On Saturday, the anti-discrimination portions of the federal Genetic Information Nondiscrimination Act of 2008 (GINA) became effective.
Title II of the law applies to employers with 15 or more employees, the threshold for race, sex, religious, and other forms of discrimination. Employers are now forbidden from using “genetic information” in making employment decisions, and forbidden intentionally acquiring or disclosing such information.
Sometimes genetic information is akin to health information. If the employer has private health or disability information in its possession, it must be segregated and protected in locked file cabinets, and disseminated on a need to know basis. Thus, the human resources department may be able to access the information to engage in a discussion about accommodating an employee’s disability, but a supervisor or coworker is not allowed to snoop into an employee’s health file.
But the GINA law goes further than requiring segregation of health documentation. Genetic information is not only an intensely private matter, but it is never considered relevant in the workplace. For example, an employee’s health status can be material to the employee’s request for medical leave or a reasonable accommodation, or it may form the cornerstone of a worker’s compensation claim. But an employee’s gene making her more susceptible to breast cancer does not affect her ability to come to work and do her job. It may be interesting to the health insurance carrier, however, which may want to raise premiums for the company knowing that the employee has a potential susceptibility.
When the law was first introduced, Representative Louise Slaughter of New York shared the following data:
“Health care professionals are also hesitant to make their genetic information available. In one survey of genetic counselors, 108 out of 159 indicated that they would not submit charges for a genetic test to their insurance companies primarily because of the fear of discrimination.
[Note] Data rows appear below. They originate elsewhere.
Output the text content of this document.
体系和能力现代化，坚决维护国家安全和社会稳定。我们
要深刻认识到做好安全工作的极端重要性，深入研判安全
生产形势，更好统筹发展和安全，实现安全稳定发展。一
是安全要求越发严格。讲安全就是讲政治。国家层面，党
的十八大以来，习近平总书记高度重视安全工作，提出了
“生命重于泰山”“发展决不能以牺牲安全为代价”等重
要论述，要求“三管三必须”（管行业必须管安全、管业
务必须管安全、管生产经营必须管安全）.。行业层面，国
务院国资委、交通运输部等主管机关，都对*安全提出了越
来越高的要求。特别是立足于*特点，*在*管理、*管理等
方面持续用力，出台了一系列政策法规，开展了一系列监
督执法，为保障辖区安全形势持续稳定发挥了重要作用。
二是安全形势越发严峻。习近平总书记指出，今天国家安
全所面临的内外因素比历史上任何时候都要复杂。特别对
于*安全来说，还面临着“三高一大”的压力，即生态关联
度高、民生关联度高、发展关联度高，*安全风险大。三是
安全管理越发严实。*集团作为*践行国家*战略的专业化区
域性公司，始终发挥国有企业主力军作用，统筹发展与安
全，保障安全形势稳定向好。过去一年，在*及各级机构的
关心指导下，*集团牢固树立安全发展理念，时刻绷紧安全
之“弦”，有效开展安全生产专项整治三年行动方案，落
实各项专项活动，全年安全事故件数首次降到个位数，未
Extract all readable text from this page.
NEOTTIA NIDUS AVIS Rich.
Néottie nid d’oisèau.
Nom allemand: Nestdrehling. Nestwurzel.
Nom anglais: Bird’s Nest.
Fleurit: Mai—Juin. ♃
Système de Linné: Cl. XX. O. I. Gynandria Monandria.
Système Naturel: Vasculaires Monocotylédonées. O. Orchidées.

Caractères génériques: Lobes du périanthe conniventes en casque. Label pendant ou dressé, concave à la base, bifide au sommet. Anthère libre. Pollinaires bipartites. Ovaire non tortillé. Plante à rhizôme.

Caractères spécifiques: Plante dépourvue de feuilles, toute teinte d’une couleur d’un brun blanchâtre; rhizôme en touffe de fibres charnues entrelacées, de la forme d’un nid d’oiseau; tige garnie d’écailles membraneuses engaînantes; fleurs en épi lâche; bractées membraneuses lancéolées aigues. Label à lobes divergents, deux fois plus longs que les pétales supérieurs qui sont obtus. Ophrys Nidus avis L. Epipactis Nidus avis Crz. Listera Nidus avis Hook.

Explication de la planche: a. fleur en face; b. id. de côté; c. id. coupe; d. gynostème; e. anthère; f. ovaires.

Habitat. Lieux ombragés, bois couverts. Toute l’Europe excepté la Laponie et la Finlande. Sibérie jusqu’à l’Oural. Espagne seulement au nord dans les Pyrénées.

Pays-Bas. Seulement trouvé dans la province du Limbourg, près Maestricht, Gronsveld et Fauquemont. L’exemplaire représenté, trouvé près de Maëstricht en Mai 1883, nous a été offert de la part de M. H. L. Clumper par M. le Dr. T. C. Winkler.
Twenty-five percent responded that they would use an alias to obtain a genetic test so as to reduce the risk of discrimination and maximize confidentiality. And, 60 percent indicated they would not share the information with a colleague, because of the need for privacy and fear of job discrimination.”
She also stated that two major employers had secretly obtained and tested genetic material from employees. This law will prohibit both secret and overt genetic testing and genetic discrimination, using the same remedies as are available to employees under Title VII.